Zach LaVine is a competitor who wanted to make history.
That’s why well after he was eliminated in the first round of Saturday night’s 3-point contest---heck, well after he had broken down his performance with reporters---he couldn’t let go.
“Damn, man,” LaVine said, grabbing an acquaintance’s shirt. “I wanted to win so badly.”
In his first appearance in the contest, the two-time slam dunk champion hoped to become the first player to win both events. Instead, despite a respectable 23, LaVine watched Buddy Hield defeat Devin Booker in the final on Hield’s final shot.
LaVine sank all five shots on both his first and last racks of basketballs. But in a break from the norm, he placed all five of his money balls---worth two points instead of one---at the top of the arc. LaVine sank just two of five shots.
“I’m pissed. I’m mad. You know I want to put a show on. I got off to a hot start. I missed the money balls. I ended hot as well. But it just wasn’t enough,” said LaVine, who needed to beat Davis Bertrans’ 26 to advance. “They did their thing. They knocked down their money balls.”
LaVine, who said he “definitely” wants to participate in the contest again, admitted he should’ve altered his strategy. He’s shooting 51.3 percent on corner 3-pointers this season.
“If I would’ve changed it around, I would’ve put the money balls in the corner, last,” LaVine said. “My thinking was I’ll start off hot and that’s how I was practicing. The middle shots can put you over the top. You can mess around and be at 20 points at the middle. Then you can coast all the way through. It’s just different strategy. At the end of the day, you just gotta make them.”
When Booker and Hield posted scores of 27 in the opening round, LaVine said he told Booker, ‘I’m going for 30.’ Instead, he fell short despite a warm reception upon his introduction.
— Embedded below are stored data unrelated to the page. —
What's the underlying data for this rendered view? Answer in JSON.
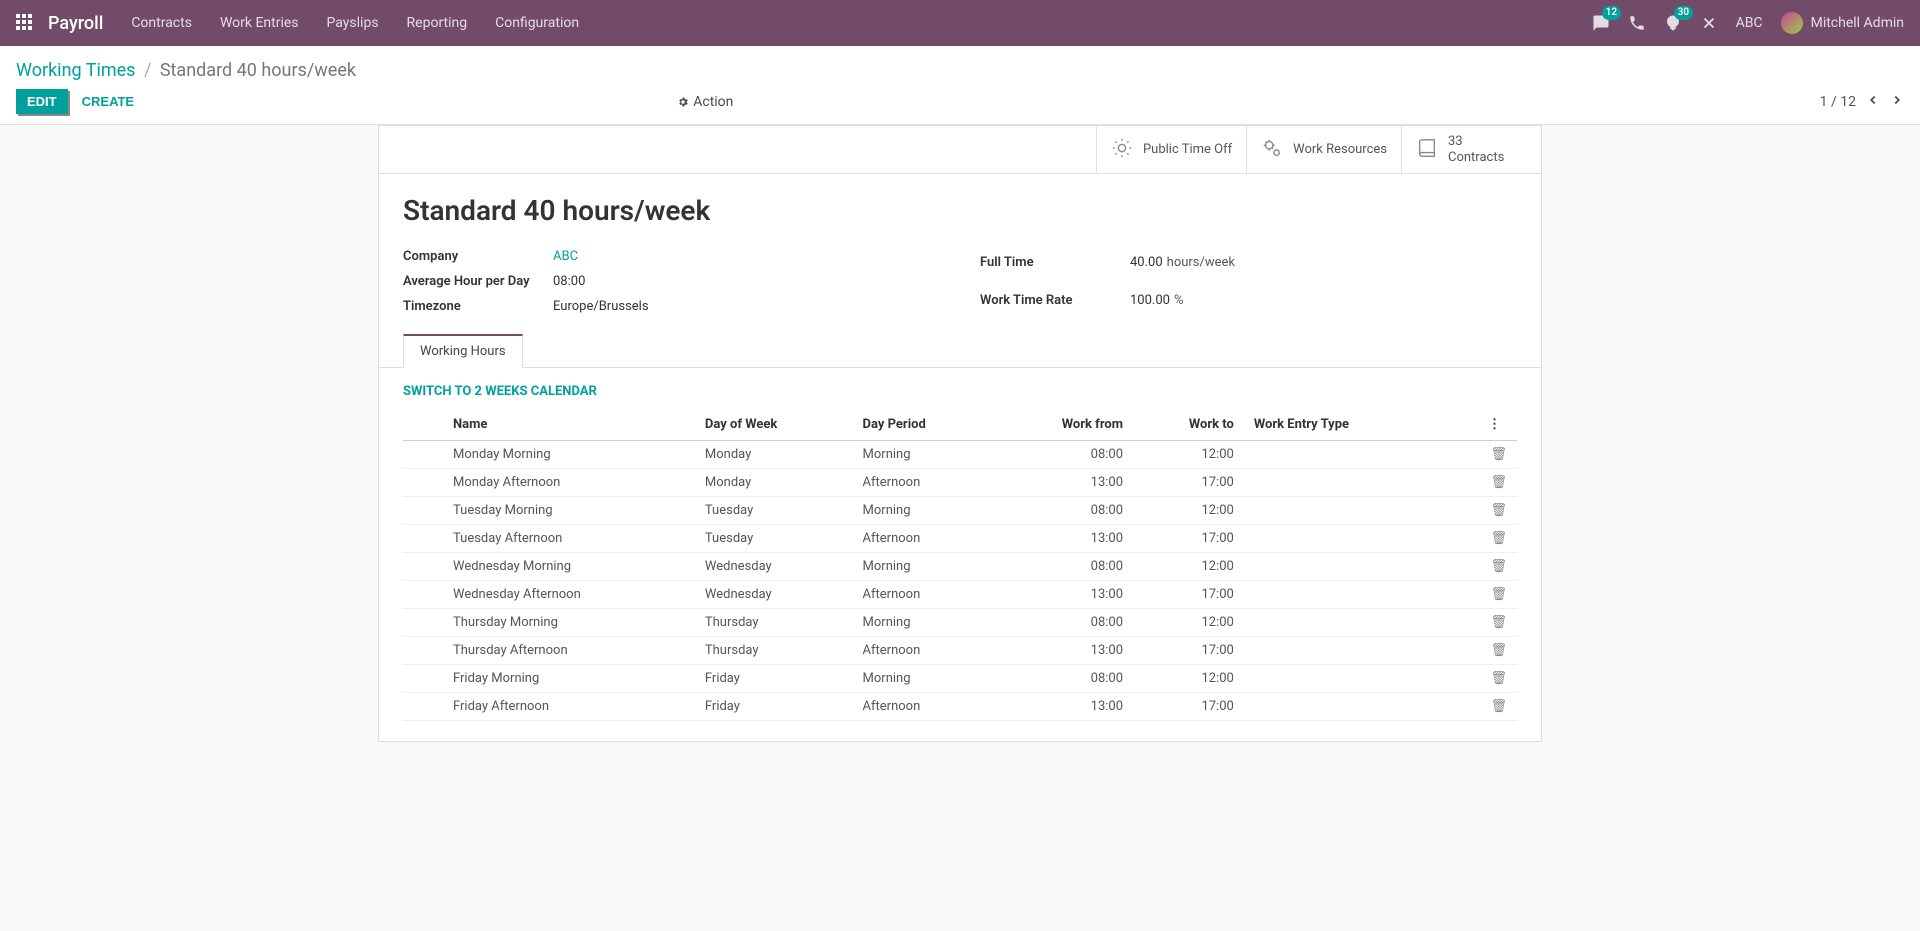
{
  "navbar": {
    "brand": "Payroll",
    "menu": [
      "Contracts",
      "Work Entries",
      "Payslips",
      "Reporting",
      "Configuration"
    ],
    "messages_badge": "12",
    "activities_badge": "30",
    "company": "ABC",
    "user": "Mitchell Admin"
  },
  "breadcrumb": {
    "parent": "Working Times",
    "current": "Standard 40 hours/week"
  },
  "buttons": {
    "edit": "EDIT",
    "create": "CREATE",
    "action": "Action"
  },
  "pager": {
    "text": "1 / 12"
  },
  "stat_buttons": [
    {
      "value": "",
      "label": "Public Time Off",
      "icon": "sun"
    },
    {
      "value": "",
      "label": "Work Resources",
      "icon": "cogs"
    },
    {
      "value": "33",
      "label": "Contracts",
      "icon": "book"
    }
  ],
  "record": {
    "title": "Standard 40 hours/week",
    "fields_left": [
      {
        "label": "Company",
        "value": "ABC",
        "link": true
      },
      {
        "label": "Average Hour per Day",
        "value": "08:00"
      },
      {
        "label": "Timezone",
        "value": "Europe/Brussels"
      }
    ],
    "fields_right": [
      {
        "label": "Full Time",
        "value": "40.00",
        "unit": "hours/week"
      },
      {
        "label": "Work Time Rate",
        "value": "100.00",
        "unit": "%"
      }
    ]
  },
  "tab": {
    "label": "Working Hours"
  },
  "switch_link": "Switch to 2 weeks calendar",
  "table": {
    "headers": [
      "Name",
      "Day of Week",
      "Day Period",
      "Work from",
      "Work to",
      "Work Entry Type"
    ],
    "rows": [
      {
        "name": "Monday Morning",
        "dow": "Monday",
        "period": "Morning",
        "from": "08:00",
        "to": "12:00",
        "type": ""
      },
      {
        "name": "Monday Afternoon",
        "dow": "Monday",
        "period": "Afternoon",
        "from": "13:00",
        "to": "17:00",
        "type": ""
      },
      {
        "name": "Tuesday Morning",
        "dow": "Tuesday",
        "period": "Morning",
        "from": "08:00",
        "to": "12:00",
        "type": ""
      },
      {
        "name": "Tuesday Afternoon",
        "dow": "Tuesday",
        "period": "Afternoon",
        "from": "13:00",
        "to": "17:00",
        "type": ""
      },
      {
        "name": "Wednesday Morning",
        "dow": "Wednesday",
        "period": "Morning",
        "from": "08:00",
        "to": "12:00",
        "type": ""
      },
      {
        "name": "Wednesday Afternoon",
        "dow": "Wednesday",
        "period": "Afternoon",
        "from": "13:00",
        "to": "17:00",
        "type": ""
      },
      {
        "name": "Thursday Morning",
        "dow": "Thursday",
        "period": "Morning",
        "from": "08:00",
        "to": "12:00",
        "type": ""
      },
      {
        "name": "Thursday Afternoon",
        "dow": "Thursday",
        "period": "Afternoon",
        "from": "13:00",
        "to": "17:00",
        "type": ""
      },
      {
        "name": "Friday Morning",
        "dow": "Friday",
        "period": "Morning",
        "from": "08:00",
        "to": "12:00",
        "type": ""
      },
      {
        "name": "Friday Afternoon",
        "dow": "Friday",
        "period": "Afternoon",
        "from": "13:00",
        "to": "17:00",
        "type": ""
      }
    ]
  }
}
“It was good. It was love. I appreciate Chicago. I love them. They know how I feel about the city. I wanted to bring that trophy home. I’m just as mad as they are. Trust me,” LaVine said. “This is a great event as well. You get hyped. Dudes get on a roll and you get the crowd behind you. It’s a little bit different than the dunk contest. There are more competitors on the floor. There are more moving parts in the 3-point contest than the dunk contest. But it’s the bright lights still. You gotta put on a show.
“I had to do something here. I really wanted to be in the (Sunday All-Star) game. That didn’t work out. I had to do something for Chicago. And I’m glad I did.”